With Leo’s scent in his nostrils and the leather radiating the other man’s heat, Asher took a chance. It was rare he could get off alone. His fantasies detoured ugly places and left him shaken and flaccid.

This one, though…

Asher wanted him enough to obsess.

He closed his eyes and spread his thighs, then pushed aside the flap of his robe. He wrapped his fingers, still tingling, around his shaft, imagined Leo’s full lips at the head, those vibrant eyes looking at him up the length of his body, and gave himself over to folly.

Oi, there he is.”

Asher squinted from behind dark lenses as he stepped into the practice room. Strangers crowded the rented space. Their English-accented murmurs suggested the meeting was Antihero inclusive.

A sick knot formed in his gut. What if he gave himself away in front of everyone?

As soon as the thought processed, Asher dropped his gaze, not wanting to look at Leo, wherever he might be.

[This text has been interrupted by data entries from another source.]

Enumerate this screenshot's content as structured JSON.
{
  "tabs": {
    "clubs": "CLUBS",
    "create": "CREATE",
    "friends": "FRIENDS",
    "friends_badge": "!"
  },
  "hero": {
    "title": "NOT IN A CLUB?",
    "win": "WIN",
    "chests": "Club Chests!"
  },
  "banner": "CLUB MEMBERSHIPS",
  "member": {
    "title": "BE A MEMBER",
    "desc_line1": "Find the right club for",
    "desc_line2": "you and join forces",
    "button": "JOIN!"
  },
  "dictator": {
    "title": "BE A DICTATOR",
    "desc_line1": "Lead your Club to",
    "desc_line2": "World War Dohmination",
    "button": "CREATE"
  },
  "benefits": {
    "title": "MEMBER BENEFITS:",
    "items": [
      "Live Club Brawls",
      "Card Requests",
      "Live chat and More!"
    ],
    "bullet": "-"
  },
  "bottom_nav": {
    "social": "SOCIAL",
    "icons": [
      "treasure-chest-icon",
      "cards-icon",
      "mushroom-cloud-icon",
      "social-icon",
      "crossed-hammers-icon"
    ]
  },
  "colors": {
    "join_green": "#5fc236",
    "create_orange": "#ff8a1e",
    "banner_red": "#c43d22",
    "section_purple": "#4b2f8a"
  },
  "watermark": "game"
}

Unfortunately, when Asher’s gaze dropped, Leo caught it. The blue-haired guitarist was sprawled on the ground by the drum kit, Allen wrench in hand, as he adjusted the tremolo on his Stratocaster. His button-front flannel shirt hung from one shoulder like a drunken girlfriend.

Asher’s shades were a nonissue. Leo stared right into his brain. There was no fighting it.

The other man said nothing with his tongue and everything with that smirk. Asher noted that Leo wore glasses now too—specs, not shades. Thick, black frames accentuated fine cheekbones and a strong jaw. He must have been wearing contacts earlier.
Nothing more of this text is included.